Au lieu de vous attaquer sérieusement aux questions structurantes – la permanence des soins, la liberté d’installation, la rémunération à l’acte, les dépassements d’honoraires, les discriminations de toutes sortes –, vous préférez masquer les problèmes et accabler l’hôpital pour réduire le rôle du service public. Tel est d’ailleurs l’objet du titre Ier et de l’article 1er du présent projet de loi.
Les discours du Président de la République sur l’hôpital ne trompent personne. Comme vous voulez cacher les problèmes de la médecine de ville ou de la médecine libérale, qui sont les problèmes majeurs rencontrés aujourd’hui par nos concitoyens, vous choisissez de mettre en avant la crise de l’hôpital public.

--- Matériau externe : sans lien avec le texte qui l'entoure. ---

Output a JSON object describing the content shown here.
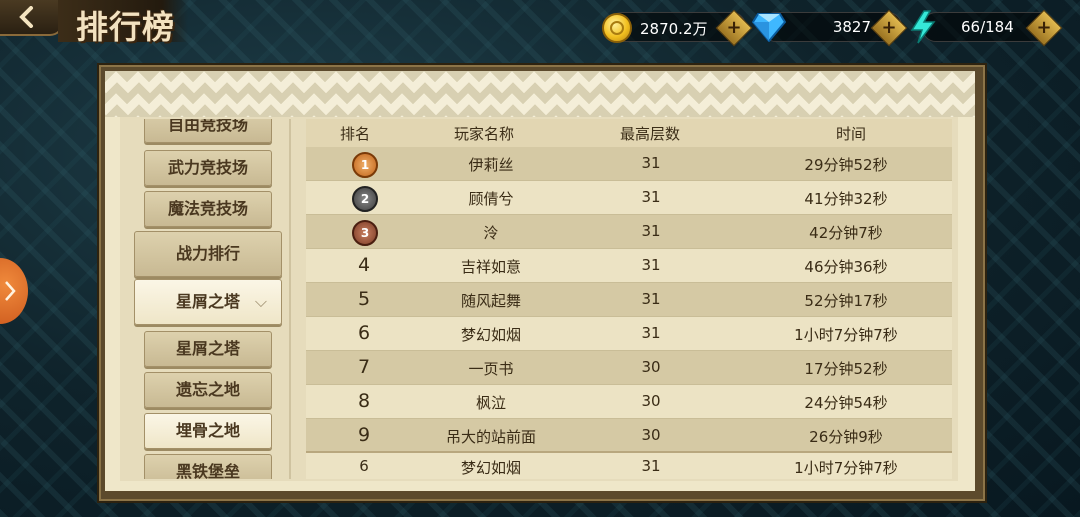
{
  "header": {
    "title": "排行榜",
    "gold": "2870.2万",
    "diamonds": "3827",
    "stamina": "66/184"
  },
  "menu": [
    {
      "label": "自由竞技场",
      "state": "partial"
    },
    {
      "label": "武力竞技场",
      "state": "normal"
    },
    {
      "label": "魔法竞技场",
      "state": "normal"
    },
    {
      "label": "战力排行",
      "state": "category"
    },
    {
      "label": "星屑之塔",
      "state": "category-selected"
    },
    {
      "label": "星屑之塔",
      "state": "normal"
    },
    {
      "label": "遗忘之地",
      "state": "normal"
    },
    {
      "label": "埋骨之地",
      "state": "selected"
    },
    {
      "label": "黑铁堡垒",
      "state": "partial"
    }
  ],
  "table": {
    "headers": {
      "rank": "排名",
      "name": "玩家名称",
      "floor": "最高层数",
      "time": "时间"
    },
    "rows": [
      {
        "rank": "1",
        "medal": "gold",
        "name": "伊莉丝",
        "floor": "31",
        "time": "29分钟52秒"
      },
      {
        "rank": "2",
        "medal": "silver",
        "name": "顾倩兮",
        "floor": "31",
        "time": "41分钟32秒"
      },
      {
        "rank": "3",
        "medal": "bronze",
        "name": "泠",
        "floor": "31",
        "time": "42分钟7秒"
      },
      {
        "rank": "4",
        "name": "吉祥如意",
        "floor": "31",
        "time": "46分钟36秒"
      },
      {
        "rank": "5",
        "name": "随风起舞",
        "floor": "31",
        "time": "52分钟17秒"
      },
      {
        "rank": "6",
        "name": "梦幻如烟",
        "floor": "31",
        "time": "1小时7分钟7秒"
      },
      {
        "rank": "7",
        "name": "一页书",
        "floor": "30",
        "time": "17分钟52秒"
      },
      {
        "rank": "8",
        "name": "枫泣",
        "floor": "30",
        "time": "24分钟54秒"
      },
      {
        "rank": "9",
        "name": "吊大的站前面",
        "floor": "30",
        "time": "26分钟9秒"
      }
    ],
    "my_row": {
      "rank": "6",
      "name": "梦幻如烟",
      "floor": "31",
      "time": "1小时7分钟7秒"
    }
  },
  "colors": {
    "accent": "#c9551a",
    "panel": "#efe7c9",
    "row_dark": "#d5c9a4"
  }
}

Le discours qui prend l’hôpital public pour cible est exaspérant. En effet, à l’évidence, loin de concentrer tous les défauts de notre système, l’hôpital public subit au contraire toutes les contradictions qui naissent de la double insuffisance de la politique de santé publique et de l’offre de soins libérale.
Madame la ministre, la crise de l’hôpital public, c’est la faillite de votre politique, celle d’une médecine libérale sans règle, celle d’un ONDAM hospitalier volontairement sous-estimé, année après année, celle d’une réforme de la tarification à l’activité inadéquate.

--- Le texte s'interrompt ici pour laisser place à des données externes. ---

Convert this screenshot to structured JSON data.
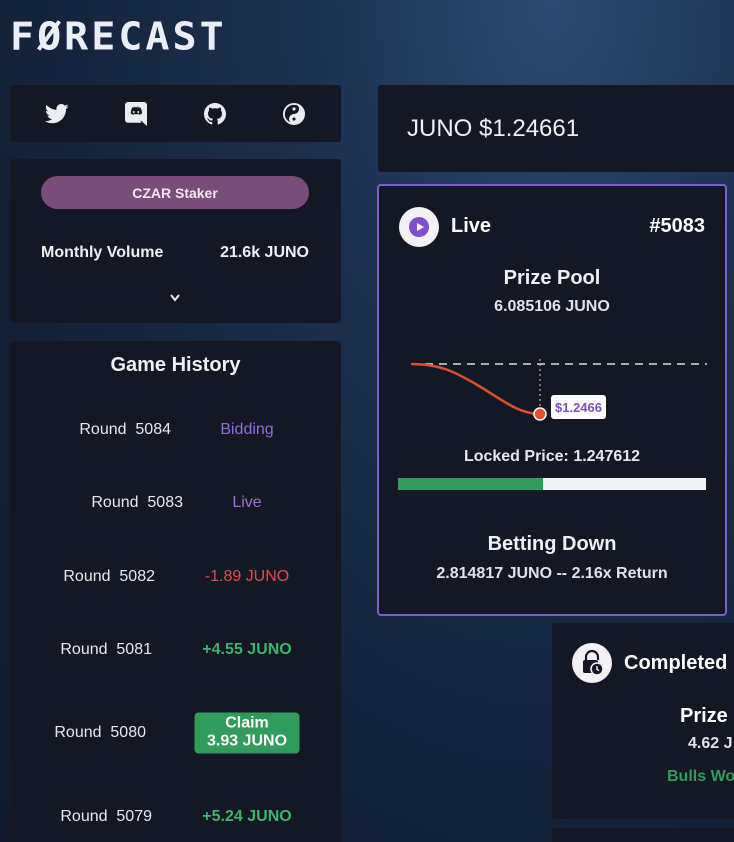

Lorsque vous nous dites que va se mettre en place dans quelques mois la « V11 », c’est-à-dire la onzième version de la tarification à l’activité applicable aux établissements hospitaliers, lorsque vous affirmez que vont enfin être pris en compte des phénomènes comme la précarité ou la gravité de certaines pathologies, vous avouez, mais vous insistez !
Vous prévalant de vos propres turpitudes, vous accentuez l’emprise comptable, et vous évacuez la démocratie sanitaire.
Nous reviendrons, notamment, sur les dispositions du titre Ier, car nous sommes profondément choqués de constater combien votre texte marginalise la pensée médicale sans que vous puissiez invoquer aucune raison organisationnelle.
La réalité, c’est que vous voulez disposer de directeurs d’hôpitaux dont le seul objectif sera de rester dans les clous des contraintes budgétaires que vous imposez à l’hôpital public.
Une fois réalisée la gestion interne libérale, il ne vous reste plus qu’à libéraliser le secteur lui-même !
Vous continuez de vous appuyer sur vos propres turpitudes, l’impasse budgétaire des établissements, 1 milliard d’euros de déficit que l’acrobatie comptable a de plus en plus de mal à masquer, tant le manque de moyens et d’investissements est patent dans certaines parties du territoire !
Vous invoquerez les carences du service public et ferez appel – c’est l’objet de l’article 1er – aux établissements de santé privés pour remplir des missions de service public, nouvelle étape de la privatisation.
Au-delà de notre réserve de principe, nous insistons – et nous y reviendrons dans la discussion des amendements – pour que les établissements privés ne puissent pas choisir, ne puissent pas sélectionner à la carte les missions de service public qu’ils auront à appliquer, car le service public coûte cher lorsqu’il est appliqué dans son intégralité, et ce qui est imposé au secteur public doit l’être également au secteur privé !
Nous insistons donc pour que soit reconnu, à l’occasion de cette loi, un bloc de missions de service public qui ne puisse pas se partager, se discuter ou se négocier. La question du socle de missions de service public est fondamentale.